UAV missions are typically of short duration, as the flight time is limited by the battery capacity. Repair is therefore typically not an appropriate resiliency measure, and replacement vehicles are more likely to be used to ensure mission viability. Our analysis shows that such additional resourcing can help recover mission capacity. However, whether the recovery is sufficiently effective also depends on how rapidly the attack can spread and requires models such as the ones we have built.

Limiting the propagation of the attack (i.e., containment) is also possible by severing communication links or removing compromised UAVs from the mission. If this can be done fast enough, and early enough, the impact of the attack can be significantly reduced and the need for recovery capacity is lower.

Main takeaway: Use a model to quantify impact

So, different solutions can be adopted, with different consequences. Although these may seem intuitive, quantifying their impact requires detailed modelling and analysis. For example, when an attack is competing against its containment the outcome is difficult to predict through intuition alone: How many vehicles will need to be isolated? Will those remaining be enough to complete the mission? What recovery capacity will be enough to complete the mission to an acceptable standard?

The model and the approach we have developed enables quantifying these aspects and determining how different approaches to cyber-attack resilience can be used in alternation or in combination, to determine to what extent the mission’s objectives can be achieved, what recovery capacity is necessary to ensure mission viability, or whether the mission is best abandoned.

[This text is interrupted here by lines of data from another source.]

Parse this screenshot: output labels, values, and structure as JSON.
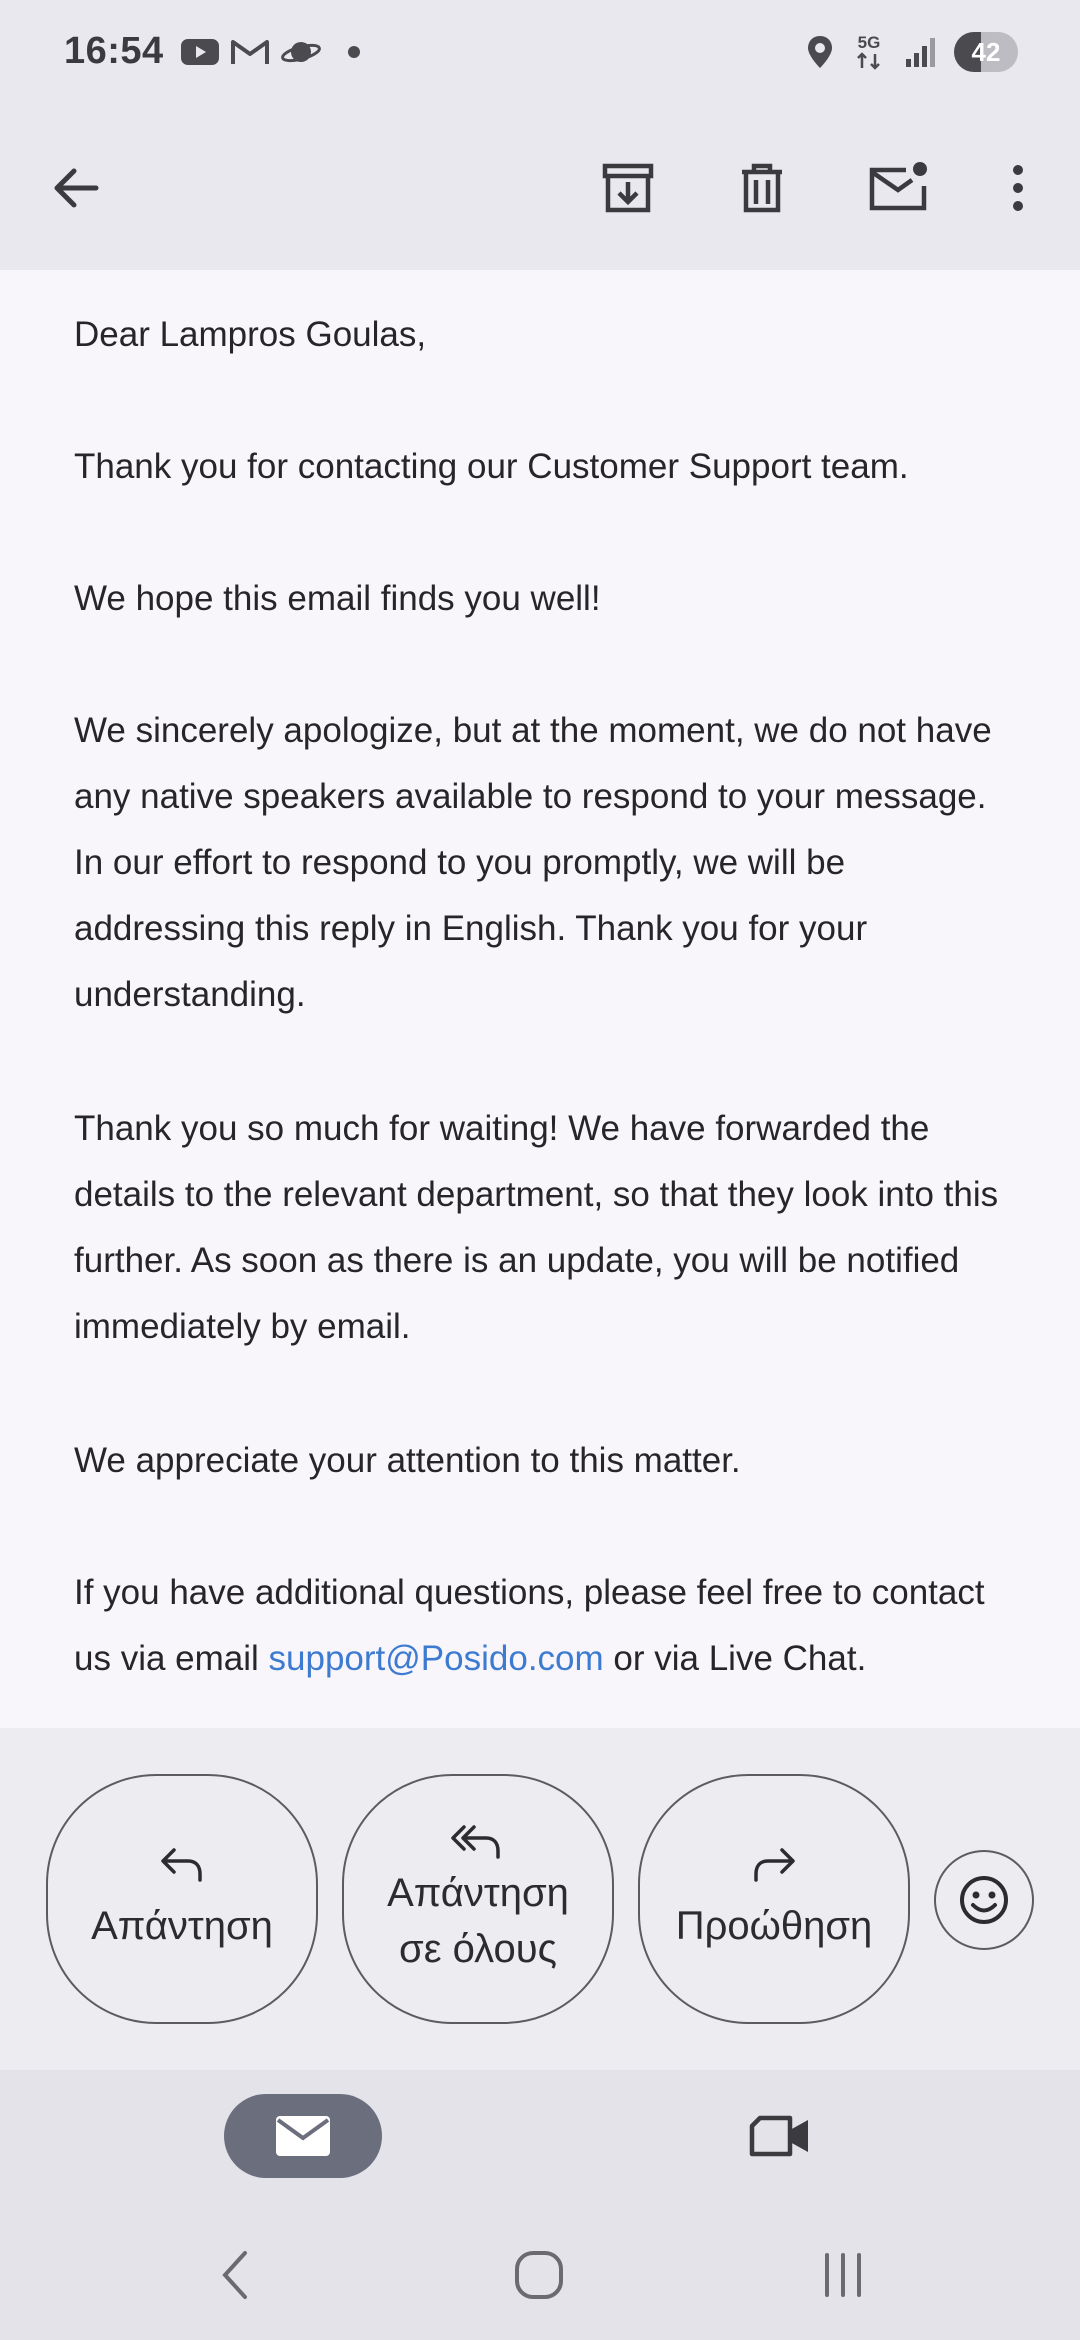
{
  "status_bar": {
    "time": "16:54",
    "network": "5G",
    "battery": "42",
    "battery_level": 0.42,
    "notification_icons": [
      "youtube-icon",
      "gmail-icon",
      "saturn-icon",
      "dot-icon"
    ],
    "system_icons": [
      "location-icon",
      "5g-icon",
      "signal-icon",
      "battery-icon"
    ]
  },
  "toolbar": {
    "icons": [
      "back-arrow-icon",
      "archive-icon",
      "delete-icon",
      "mark-unread-icon",
      "more-vert-icon"
    ]
  },
  "email": {
    "greeting": "Dear Lampros Goulas,",
    "p1": "Thank you for contacting our Customer Support team.",
    "p2": "We hope this email finds you well!",
    "p3": "We sincerely apologize, but at the moment, we do not have any native speakers available to respond to your message. In our effort to respond to you promptly, we will be addressing this reply in English. Thank you for your understanding.",
    "p4": "Thank you so much for waiting! We have forwarded the details to the relevant department, so that they look into this further. As soon as there is an update, you will be notified immediately by email.",
    "p5": "We appreciate your attention to this matter.",
    "p6_before": "If you have additional questions, please feel free to contact us via email ",
    "p6_link": "support@Posido.com",
    "p6_after": " or via Live Chat."
  },
  "actions": {
    "reply": "Απάντηση",
    "reply_all_line1": "Απάντηση",
    "reply_all_line2": "σε όλους",
    "forward": "Προώθηση"
  },
  "bottom_nav": {
    "items": [
      "mail-icon",
      "video-icon"
    ],
    "selected": "mail-icon"
  },
  "colors": {
    "background": "#e9e8ee",
    "content_bg": "#f8f6fb",
    "link": "#3d7bd0",
    "nav_pill": "#6b6e7d"
  }
}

This approach is shown in the figures below, which depict the area coverage reached by a fire-survey mission, where a cyber-attack occurs at time t. Figure 1 highlights the problem when no model is used – the outcome from the interplay between the attack, defence and recovery is broadly unknown. Our approach, shown in Figure 2, allows us to build a quantified expectation of what is likely to happen, based on the different parameters, and to make decisions at the planning stage or during the mission itself.

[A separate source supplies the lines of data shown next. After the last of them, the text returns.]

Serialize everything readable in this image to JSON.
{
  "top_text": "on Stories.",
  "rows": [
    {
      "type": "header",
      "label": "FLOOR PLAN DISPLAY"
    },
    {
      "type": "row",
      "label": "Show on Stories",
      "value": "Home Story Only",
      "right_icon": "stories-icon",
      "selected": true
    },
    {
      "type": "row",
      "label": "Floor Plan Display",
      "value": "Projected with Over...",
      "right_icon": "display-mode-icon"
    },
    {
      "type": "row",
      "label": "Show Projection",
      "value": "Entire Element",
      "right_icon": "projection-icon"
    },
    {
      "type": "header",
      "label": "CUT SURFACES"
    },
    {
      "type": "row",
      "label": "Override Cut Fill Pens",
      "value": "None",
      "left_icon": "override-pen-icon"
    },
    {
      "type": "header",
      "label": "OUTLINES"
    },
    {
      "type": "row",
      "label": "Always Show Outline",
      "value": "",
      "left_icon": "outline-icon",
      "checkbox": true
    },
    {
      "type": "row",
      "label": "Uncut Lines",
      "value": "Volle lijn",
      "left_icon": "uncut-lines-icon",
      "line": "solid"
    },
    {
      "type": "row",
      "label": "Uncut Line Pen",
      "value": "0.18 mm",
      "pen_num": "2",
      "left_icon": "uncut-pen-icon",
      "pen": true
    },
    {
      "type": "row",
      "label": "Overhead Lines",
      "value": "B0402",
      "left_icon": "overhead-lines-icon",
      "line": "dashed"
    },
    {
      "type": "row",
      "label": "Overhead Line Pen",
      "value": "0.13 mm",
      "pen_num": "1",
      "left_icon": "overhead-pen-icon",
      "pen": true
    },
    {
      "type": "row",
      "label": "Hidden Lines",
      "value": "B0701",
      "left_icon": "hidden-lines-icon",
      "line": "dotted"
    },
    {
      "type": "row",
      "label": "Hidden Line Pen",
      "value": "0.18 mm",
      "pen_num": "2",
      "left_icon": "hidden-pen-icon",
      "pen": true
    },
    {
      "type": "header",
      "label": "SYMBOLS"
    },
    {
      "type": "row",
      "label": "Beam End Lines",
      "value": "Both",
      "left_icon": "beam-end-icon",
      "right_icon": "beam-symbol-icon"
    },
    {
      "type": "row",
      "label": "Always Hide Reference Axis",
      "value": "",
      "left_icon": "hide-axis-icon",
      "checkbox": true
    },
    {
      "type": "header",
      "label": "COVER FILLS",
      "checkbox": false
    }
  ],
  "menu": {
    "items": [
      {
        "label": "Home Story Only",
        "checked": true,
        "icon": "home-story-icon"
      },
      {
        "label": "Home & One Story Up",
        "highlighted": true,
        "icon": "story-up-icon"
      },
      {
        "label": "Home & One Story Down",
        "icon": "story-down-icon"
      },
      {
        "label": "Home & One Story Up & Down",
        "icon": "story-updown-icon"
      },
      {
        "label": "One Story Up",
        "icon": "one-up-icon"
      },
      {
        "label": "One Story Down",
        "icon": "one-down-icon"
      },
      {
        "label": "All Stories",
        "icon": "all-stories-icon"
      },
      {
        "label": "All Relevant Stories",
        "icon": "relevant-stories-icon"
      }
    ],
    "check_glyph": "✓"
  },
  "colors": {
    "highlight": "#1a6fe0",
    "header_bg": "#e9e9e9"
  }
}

Cyber-resilience of collaborative missions is a challenging research problem and decisions cannot be made on intuition alone. Models are required to understand how attacks unfold, and to quantify their impact on the system functionality. Our first article on doing this for multi-UAV missions is listed below. More to follow. Stay tuned!

[1] J. Soikkeli, C. Perner and E. C. Lupu, “Analyzing the Viability of UAV Missions Facing Cyber Attacks,” 2021 IEEE European Symposium on Security and Privacy Workshops (EuroS&PW), 2021, pp. 103-112, doi: 10.1109/EuroSPW54576.2021.00018.